Las últimas semanas fueron las más dulces y las más amargas.
Y Sofía lo sabía desde el primer momento.
Desde que le dijo que se marchaba. Desde que lo sintió apretar sus manos con más ternura que fuerza. Desde que él, sin hacer preguntas, aceptó cuidar de ella con la misma paciencia de siempre. Como si su mayor dolor fuera verla partir sin haberle dado todo lo que podía ofrecer.
Y ella lo aceptó.
No había otra forma de decirlo: Sofía se dejó cuidar.
Lo permitió todo.
Desde las comidas hasta los silencios.
Desde los abrazos hasta los besos que, al principio, sintió que no debía darle, pero que luego no pudo evitar. Porque los deseaba. Porque, por primera vez en mucho tiempo, deseaba algo sin culpa.
Las mañanas llegaban con la luz filtrándose por la ventana y con el sonido de él en la cocina. Ese sonido se convirtió en hogar.
El tintinear de los cubiertos, el abrir de los armarios, el burbujeo del agua al hervir.
A veces lo espiaba desde el umbral de la cocina, como una niña con un secreto.
Otras veces se le acercaba por detrás y le rodeaba la cintura con los brazos, escondiendo la cara en su espalda, respirando el olor a jabón, a café y a calma.
Durante el día, él se quedaba mientras ella escribía.
Nunca decía nada. Solo estaba.
Sentado cerca, con un libro entre las manos o repasando sus notas. A veces tomaban té. A veces solo agua. Pero siempre compartían el aire, el tiempo, los gestos pequeños.
A veces, ella dejaba de escribir solo para tomarle la mano.
No era un gesto teatral ni romántico, era un gesto de ancla.
Como si su cuerpo le dijera "no te vayas todavía", aunque sabía que él no pensaba hacerlo.
No hasta el final.
Y se besaban.
Al principio fue torpe. Ella lo había evitado.
La culpa, el miedo, la diferencia de edad, su propio historial… todo eso era un muro.
Pero Tomás no derribó nada. Solo esperó.
Y cuando ella lo besó, la primera vez, fue como si algo se soltara dentro de ella.
Ya no había dudas.
No hablaban de amor.
No decían "te amo" en voz alta.
Pero el amor flotaba en el aire, en la forma en que él le acomodaba una manta sobre las piernas, en cómo ella le corregía un error en su cuaderno con una sonrisa cansada, en los paseos al mercado, en el que él cargaba siempre las bolsas más pesadas.
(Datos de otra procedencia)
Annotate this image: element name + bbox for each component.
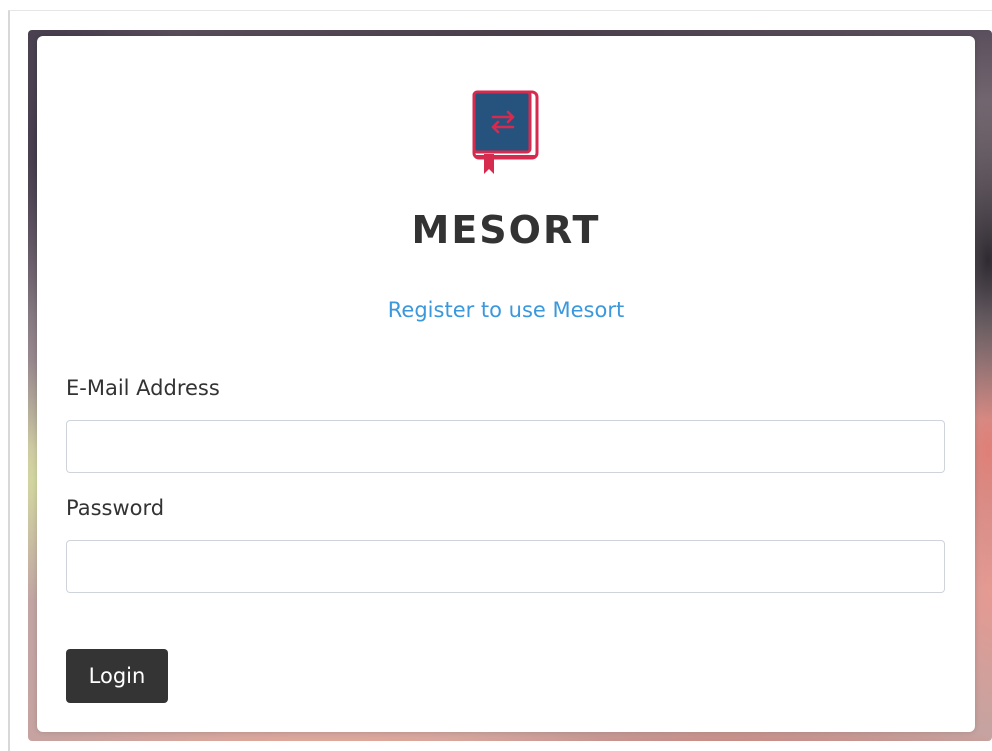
email-field[interactable] — [66, 420, 945, 473]
register-link[interactable]: Register to use Mesort — [37, 298, 975, 322]
email-label: E-Mail Address — [66, 376, 220, 400]
brand-title: MESORT — [411, 208, 601, 252]
login-button[interactable]: Login — [66, 649, 168, 703]
book-swap-icon — [471, 90, 541, 176]
password-label: Password — [66, 496, 165, 520]
password-field[interactable] — [66, 540, 945, 593]
login-card: MESORT Register to use Mesort E-Mail Add… — [37, 36, 975, 732]
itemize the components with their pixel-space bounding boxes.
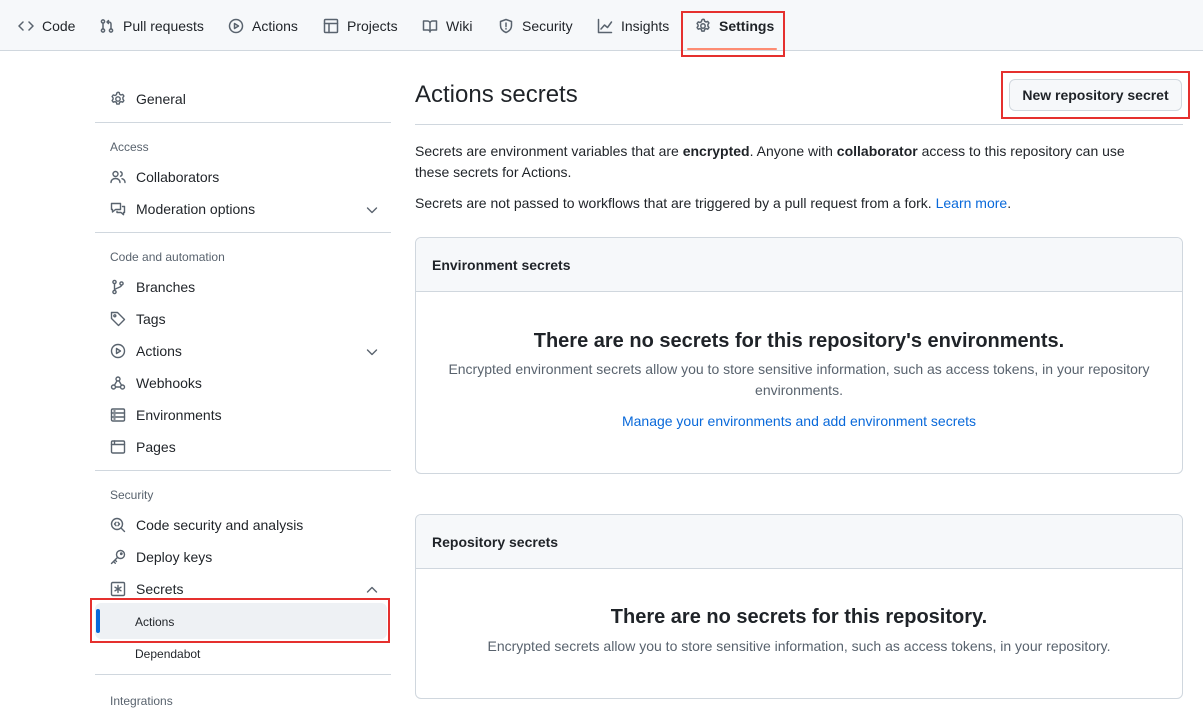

A veces compartían la comida como un rito.
Un trozo de pan que ella le robaba del plato, una cucharada que él soplaba para que no se quemara.
Se reían de cosas pequeñas. Se quejaban del calor que traía la primavera. Ella lo fastidiaba con que tenía que aprender a sazonar mejor las sopas, y él fingía que le ofendía.
Y a veces solo estaban en silencio.
Sentados uno al lado del otro en el sillón, sin tocarse, sin hablar.
Pero sintiéndose.
Contando los días.
Sin decirlo, pero sabiendo que lo hacían.
Las noches eran lo más difícil.
Porque en las noches el mundo se aquieta y la tristeza pesa más.
A veces ella fingía que se dormía primero. Solo para que él creyera que estaba tranquila.
Pero muchas veces, él lo sabía, porque le tomaba la mano bajo las sábanas y la acariciaba con los pulgares, como si pudiera sostenerla incluso dormida.
En otras, ella era quien no quería dejarlo ir.
Lo detenía justo antes de que se despidiera.
Solo decía “quédate” y él se quedaba.
A veces dormían tomados de la mano.
A veces ella escondía la cara en su cuello.
Y él le besaba la frente con esa ternura que no pedía nada, como si siempre la estuviera despidiendo un poquito.
El mundo afuera seguía girando.
Pero en ese rincón del universo, todo estaba suspendido.
Dos semanas.
Parecían mucho.
Parecían poco.
Sofía sabía que cuando se fuera, nada volvería a ser igual.
Pero también sabía que no habría arrepentimientos.
Porque, por primera vez, se estaba permitiendo ser feliz.
Y eso, en su vida, era algo muy parecido a un milagro.